It has been quite some time since I last published here in the blog. But I’m going back to publishing more in the following days after someone, a really special person, close to my heart said: “you are at your best when you write.”

She’s right. Actually, I have not been myself in the past weeks since I stopped writing and publishing regularly. It’s like an inherent part of me - self-expression - was neglected and is asking so bad to be rejuvenated. True, writing and blogging has made me more intentional since I began and it has brought so many beautiful memories since I began.
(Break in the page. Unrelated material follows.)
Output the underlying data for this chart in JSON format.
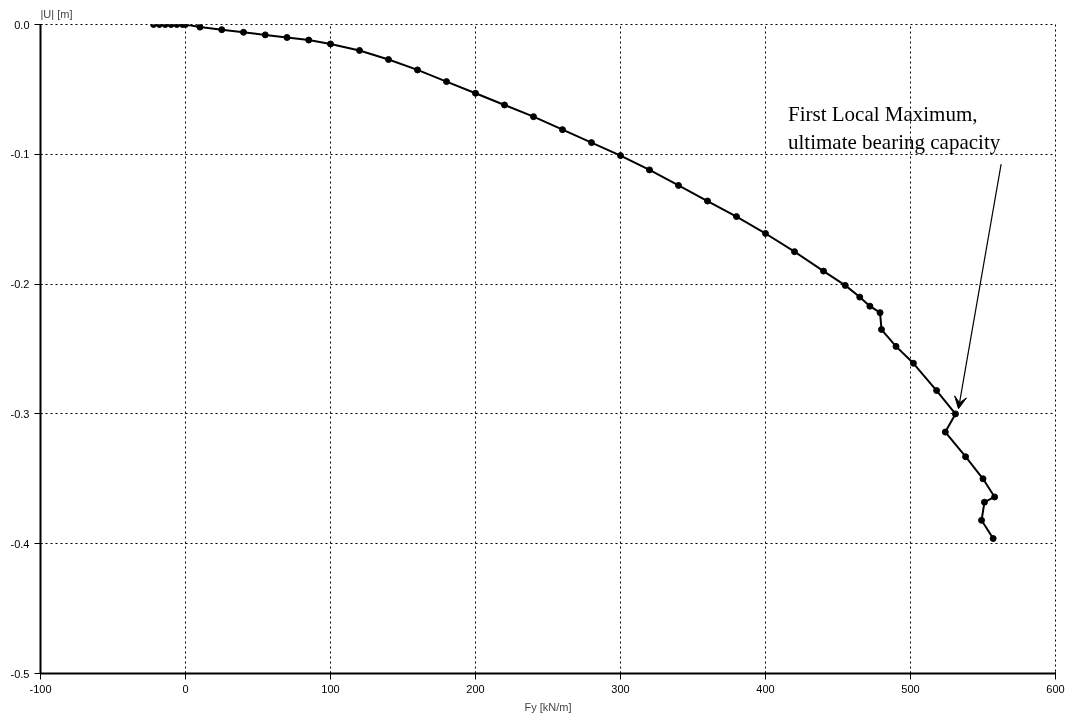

Writing has always been the love of my life. My love affair with writing actually started with my love affair with books. Later on, I noticed that the two actually intertwined, as I grew more in love with reading books, I developed an unquenchable desire to create them myself. I’ve never published a physical book just yet but my writing grew better and better, and right now, more genuine and more intimate.

That was what become of my writing recently. Since I joined Dave Ursillo’s Literati Writers and took his free program “8 Tenets of Healthier Writing,” I felt my relationship with the written word changed - it became truer, more genuine, real, and intimate, like a best friend I never had. I decided to have a hiatus with publishing and instead wrote more for myself sharing some with a small group of passionate, kind, and uncritical people inside Dave’s community. I’m now journaling almost every day and practicing Dave’s writing philosophy of “pouring” or just letting the words come out without preconceive expectations. I like the philosophy. It’s like what the Bhagavad Gita is preaching:

You have the right to work, but never to the fruit of work. You should never engage in action for the sake of reward, nor should you long for inaction. Perform work in this world, Arjuna, as a man established within himself – without selfish attachments, and alike in success and defeat. For yoga is perfect evenness of mind. (2:47–48)

Just write. Let it out. Let the words do their magic. Let the Divine within you pour the vessel out.